Part (d). R(18) = 100 · 18 · e^(−0.9) = 1800 · e^(−0.9) ≈ 1800 · 0.4066 ≈ 731.9 thousand.
Percentage of R(x*): R(18)/R(20) = 731.9 / 735.76 ≈ 0.9948, i.e. ≈ 99.5%. So R(18) is only about 0.5% less than R(20) — the revenue is not materially worth sacrificing the $2 cut to reach $18 (a half-percent gap). [1 mark]

Total: 7/7.

Band descriptors for marker.

Band 3: Computes R'(x) correctly but does not factor out e^(−0.05 x); finds x = 20 without justifying that the exponential is never zero; no classification test named; ≈ 2-3 marks.

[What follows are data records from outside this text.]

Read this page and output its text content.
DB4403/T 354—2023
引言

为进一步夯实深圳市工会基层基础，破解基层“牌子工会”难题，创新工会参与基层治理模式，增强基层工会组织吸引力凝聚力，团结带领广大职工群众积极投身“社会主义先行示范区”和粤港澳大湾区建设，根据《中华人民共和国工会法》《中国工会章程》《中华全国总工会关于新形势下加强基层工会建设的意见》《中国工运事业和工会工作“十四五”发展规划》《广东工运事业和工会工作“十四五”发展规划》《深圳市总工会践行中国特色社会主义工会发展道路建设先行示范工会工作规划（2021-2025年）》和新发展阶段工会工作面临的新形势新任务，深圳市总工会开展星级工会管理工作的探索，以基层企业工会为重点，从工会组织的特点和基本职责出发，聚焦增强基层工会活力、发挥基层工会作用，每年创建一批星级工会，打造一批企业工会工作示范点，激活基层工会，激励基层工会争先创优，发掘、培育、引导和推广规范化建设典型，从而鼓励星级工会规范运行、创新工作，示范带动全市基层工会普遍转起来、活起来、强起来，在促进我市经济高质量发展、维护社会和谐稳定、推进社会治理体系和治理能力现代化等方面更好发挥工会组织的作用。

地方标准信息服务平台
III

Band 4: Correctly factors derivative; finds x* = 20 and states "max" with hand-waving; computes R(x*) as a decimal but no exact form; no part (d); ≈ 4-5 marks.

Band 5: Full algebra, exact value 2000/e quoted; classification test named (sign test or f''); part (d) attempted with rough comparison; ≈ 5-6 marks.

Band 6: Full algebra, "iff" reasoning in (b), exact + decimal values in (c), percentage comparison and clear business-style conclusion in (d). 7/7.